La festa di Udine e l’accensione del braciere olimpico.
Sono state centinaia questo pomeriggio, nonostante la pioggia intensa del mattino e il cielo plumbeo, le persone che hanno accolto la fiamma olimpica a Udine. Una giornata di grande festa ed emozione ha infatti invaso il capoluogo friulano, che ha accompagnato con entusiasmo la fiaccola olimpica di Milano Cortina 2026. Un momento unico per la storia recente della città, vissuto da tanti appassionati lungo il percorso e in piazza Libertà.
Sono stati 37 i tedofori che, nel corso delle due ore di staffetta, si sono passati il fuoco olimpico, custodito nella torcia e trasmesso di mano in mano fino all’arrivo in piazza Libertà, dove Tara Dragas ha accesso il Braciere olimpico. La ginnasta è stata preceduta nel percorso dalla campionessa olimpica Mara Navarria, dalla bandiera del basket friulano Michele Antonutti, dall’ex calciatore della Juventus e della nazionale italiana Luigi De Agostini, dalla campionessa di pallavolo Rachele Sangiuliano, dalla calciatrice della nazionale azzurra Alessia Tuttino e dal mezzofondista Venanzio Ortis.

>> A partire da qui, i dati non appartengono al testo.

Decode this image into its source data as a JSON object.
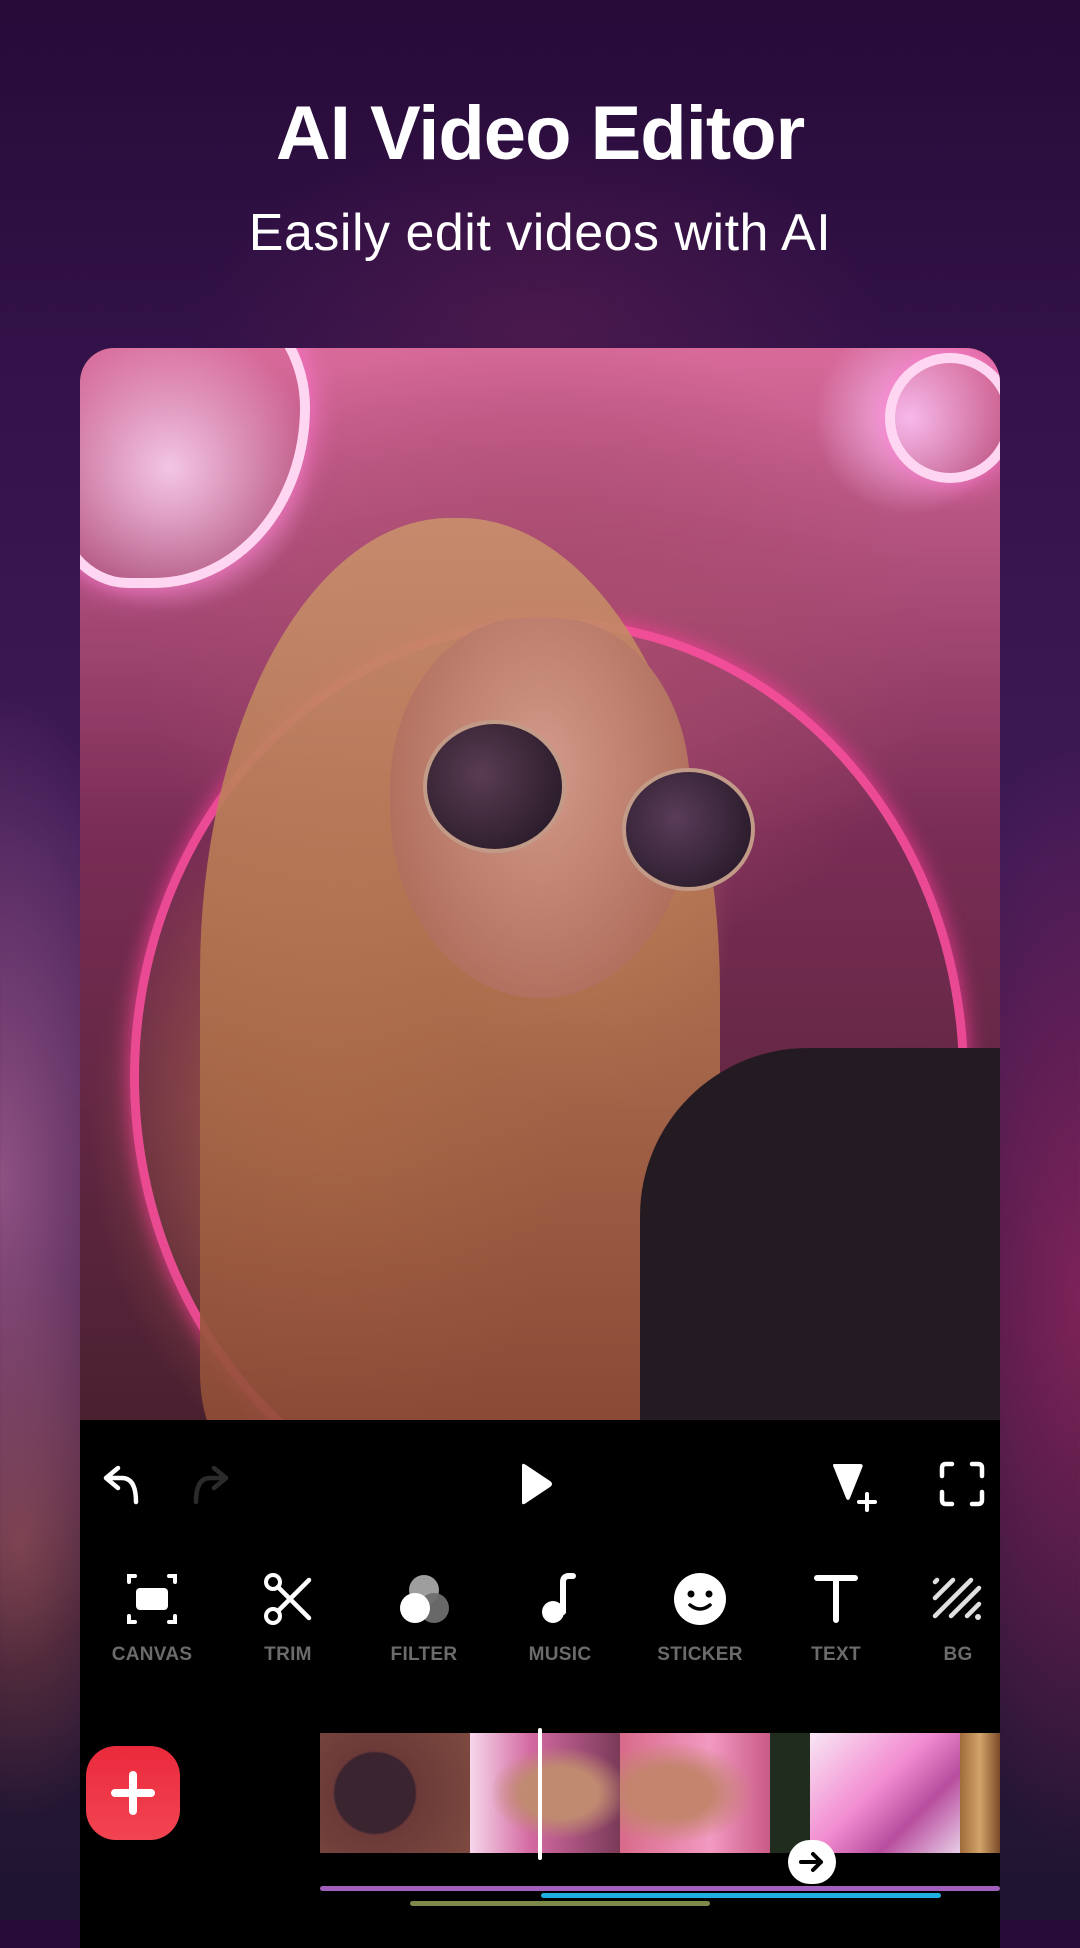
{
  "promo": {
    "title": "AI Video Editor",
    "subtitle": "Easily edit videos with AI"
  },
  "preview": {
    "description": "Young woman with long hair and round sunglasses in front of pink neon lights"
  },
  "controls": {
    "undo_icon": "undo-arrow",
    "redo_icon": "redo-arrow",
    "redo_enabled": false,
    "play_icon": "play-triangle",
    "keyframe_icon": "keyframe-add",
    "fullscreen_icon": "fullscreen-corners"
  },
  "tools": [
    {
      "label": "CANVAS",
      "icon": "canvas"
    },
    {
      "label": "TRIM",
      "icon": "scissors"
    },
    {
      "label": "FILTER",
      "icon": "filter-circles"
    },
    {
      "label": "MUSIC",
      "icon": "music-note"
    },
    {
      "label": "STICKER",
      "icon": "smiley"
    },
    {
      "label": "TEXT",
      "icon": "text-t"
    },
    {
      "label": "BG",
      "icon": "diagonal-stripes"
    }
  ],
  "timeline": {
    "add_clip_icon": "plus",
    "transition_icon": "arrow-right",
    "clips": [
      {
        "name": "clip-1-sunglasses-closeup"
      },
      {
        "name": "clip-2-woman-neon"
      },
      {
        "name": "clip-3-woman-face"
      },
      {
        "name": "clip-4-neon-sign"
      },
      {
        "name": "clip-5-hair"
      }
    ],
    "tracks": [
      {
        "name": "main-audio-track",
        "color": "#a25fbd"
      },
      {
        "name": "music-track",
        "color": "#1eaee0"
      },
      {
        "name": "effect-track",
        "color": "#7d8a4a"
      }
    ],
    "colors": {
      "add_button": "#ee3444",
      "playhead": "#ffffff",
      "tool_label": "#6b6b6b"
    }
  }
}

E così anche Udine ha avuto la sua rappresentazione in miniatura del momento più atteso dell’evento sportivo più importante di tutti: la cerimonia d’apertura delle olimpiadi. In attesa della fiaccola, arrivata al traguardo alle 19.30, in piazza Libertà il villaggio olimpico ha animato il tardo pomeriggio con attività coinvolgenti, il simulatore della discesa libera, musica, intrattenimento, e gadget, facendo divertire centinaia di ragazzi e appassionati.

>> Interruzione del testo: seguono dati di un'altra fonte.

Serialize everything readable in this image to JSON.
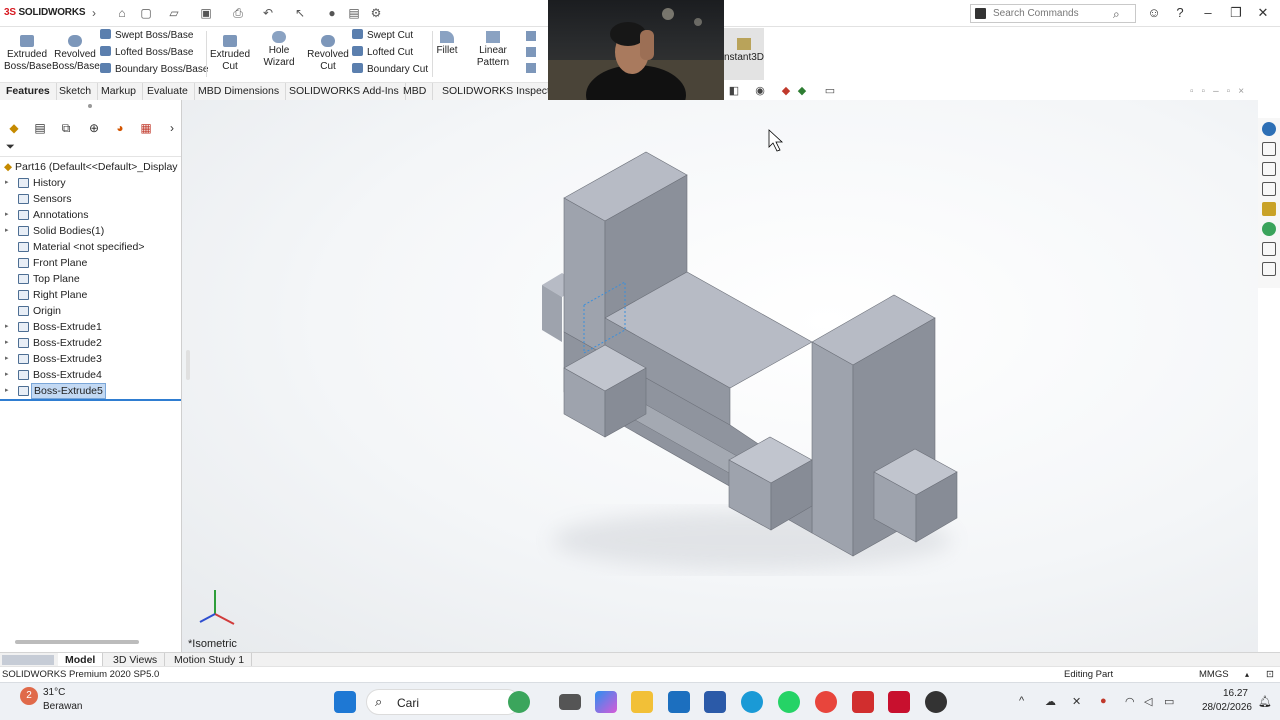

“Oggi è una giornata che resterà nella memoria della nostra città: accogliere la Fiamma Olimpica qui, nel cuore di Piazza Libertà, è per me motivo di grande emozione e profondo orgoglio. Questa Fiamma non è solo un simbolo sportivo, ma un messaggio universale di pace, amicizia, rispetto e unità tra i popoli”, sono state le parole del Vicesindaco Alessandro Venanzi, intervenuto per i discorsi istituzionali in piazza Libertà.

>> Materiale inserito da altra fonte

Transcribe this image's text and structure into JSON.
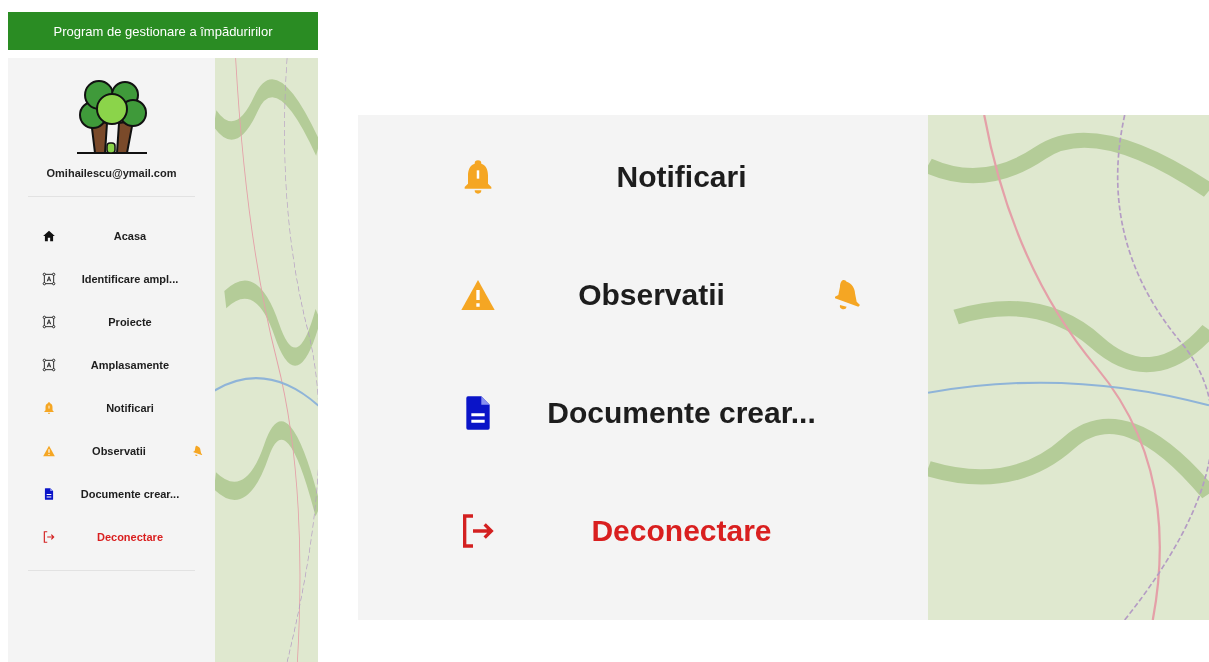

“Udine è una terra di sport e di sportivi, una comunità che crede nei valori dell’impegno, del sacrificio e del gioco di squadra. Lo sport, nella nostra città, è educazione, inclusione, crescita e occasione di incontro tra generazioni diverse. Oggi, in un momento internazionale segnato da conflitti e incertezze, lo spirito olimpico ci richiama alla responsabilità di costruire ponti e non muri. La Fiamma che attraversa Udine accende una luce di speranza e ci ricorda che il confronto leale è sempre più forte della violenza. È un simbolo che parla soprattutto ai giovani, invitandoli a credere nei propri sogni e nel valore della condivisione. Come istituzioni abbiamo il dovere di sostenere lo sport come strumento di benessere e coesione sociale. Udine oggi si riconosce pienamente in questo messaggio e lo accoglie con entusiasmo e partecipazione. Con orgoglio salutiamo la Fiamma Olimpica, rinnovando il nostro impegno a difendere e promuovere i valori più autentici dello sport”.
“Oggi Udine vive un momento importante. L’accensione del braciere non è solo simbolica: segna l’ingresso della nostra città nel percorso delle Olimpiadi”, ha dichiarato invece l’assessora allo sport Chiara Dazzan. “È un investimento sul futuro, perché lo sport di base è il cuore della crescita di bambini e bambine e delle comunità. Lo sport è una politica pubblica fatta di associazioni vive, partecipazione e relazioni. Questa fiamma rappresenta un sogno che non è solo dei grandi atleti, ma di tutte le persone e delle famiglie che nello sport credono e che lo sostengono. Le Olimpiadi sono uno dei pochi momenti in cui il mondo che si incontra in un unico luogo, parlando un linguaggio universale che contiene una promessa di pace, giustizia e solidarietà che va difesa soprattutto oggi”.